I included the Hall of Fame Monitor and Hall of Fame Standards lines on the table this time—I didn't for the hitters—for that reason. They're old Bill James gadgets, and they're a matched set—the Monitor attempts to predict who will make the Hall, while the Standards attempts to determine, based on previous inductees, who ought to.
On the Monitor Smith is ranked at 135, 11th on this packed ballot and five over what James considered a near-certain election. He gets credit for the usual plaque-room stuff—putting up gaudy traditional stats, leading the league in things, playing for good teams. But those stats and those things aren't as valuable as the others, so for Hall of Fame Standards he's ranked 34th out of 37, between Woody Williams (about whom more this afternoon) and Roberto Hernandez.
Saves are not extremely valuable, and Lee Smith will make or not make the Hall of Fame (at 50% with a few ballots to go he's on the edge) based on how much the voters overvalue them. We know what we're monitoring, but the standards are still an open question.
But Lee Smith deserves more credit for saving the save from itself than he does blame for taking advantage of it. Here's how that progression of save champs looks by the usual sabermetric suspects:
From the instant the save was invented it's tugged downward on its own unit value.
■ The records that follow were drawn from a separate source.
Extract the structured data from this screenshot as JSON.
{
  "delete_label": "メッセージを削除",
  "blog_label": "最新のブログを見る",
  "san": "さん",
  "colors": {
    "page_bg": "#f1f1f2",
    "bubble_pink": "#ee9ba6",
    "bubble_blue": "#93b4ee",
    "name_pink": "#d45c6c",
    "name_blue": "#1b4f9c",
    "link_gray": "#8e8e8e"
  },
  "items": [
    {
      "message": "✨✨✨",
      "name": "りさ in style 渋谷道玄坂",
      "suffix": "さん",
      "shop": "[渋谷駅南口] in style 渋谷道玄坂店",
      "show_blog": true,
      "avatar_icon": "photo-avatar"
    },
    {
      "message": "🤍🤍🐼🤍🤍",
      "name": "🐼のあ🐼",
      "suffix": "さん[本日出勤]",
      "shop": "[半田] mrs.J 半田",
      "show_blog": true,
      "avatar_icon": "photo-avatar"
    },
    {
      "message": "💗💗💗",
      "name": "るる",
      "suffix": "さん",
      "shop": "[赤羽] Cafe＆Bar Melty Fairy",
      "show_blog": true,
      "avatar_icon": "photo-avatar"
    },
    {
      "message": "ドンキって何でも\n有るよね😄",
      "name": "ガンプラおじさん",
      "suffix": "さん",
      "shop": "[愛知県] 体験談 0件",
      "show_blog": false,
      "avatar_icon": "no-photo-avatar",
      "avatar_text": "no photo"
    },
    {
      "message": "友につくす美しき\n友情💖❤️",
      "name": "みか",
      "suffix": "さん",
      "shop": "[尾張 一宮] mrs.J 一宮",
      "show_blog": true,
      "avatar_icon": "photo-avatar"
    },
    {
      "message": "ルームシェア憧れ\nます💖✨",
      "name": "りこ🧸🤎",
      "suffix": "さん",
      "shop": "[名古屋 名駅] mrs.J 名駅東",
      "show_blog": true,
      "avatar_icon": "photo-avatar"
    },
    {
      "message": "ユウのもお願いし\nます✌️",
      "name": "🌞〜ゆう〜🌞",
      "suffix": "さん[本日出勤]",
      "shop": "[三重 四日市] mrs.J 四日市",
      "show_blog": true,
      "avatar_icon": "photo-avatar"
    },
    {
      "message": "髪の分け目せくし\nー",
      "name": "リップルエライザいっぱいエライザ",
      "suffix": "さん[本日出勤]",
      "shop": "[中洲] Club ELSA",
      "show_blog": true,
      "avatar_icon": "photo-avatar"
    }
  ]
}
One save from Hoyt Wilhelm wasn't anything at all like one save from Rollie Fingers, and one save from Lee Smith in 1983 wasn't much like one in 1994.
And at the historical moment in which the save record was most in danger of being won by a lucky single-inning accumulator—Jose Mesa and Todd Jones got within a bad season-and-a-half of Fingers and Reardon—Lee Smith, who'd excelled in both roles, hung around to set a baseline for the record that average pitchers in the new environment still can't reach. For his troubles, he was reduced permanently to a lucky accumulator.
Whatever the rough standards for Hall of Fame closers eventually look like, then, Lee Smith ensured that he'd be the only pitcher who could ever claw in through the progressive-leaderboard loophole. After 1993, you had to be at least as tall as Lee Smith—the one-inning prototype who wasn't really a one-inning pitcher—to ride the all-time saves record onto a half-researched ballot. We owe him one.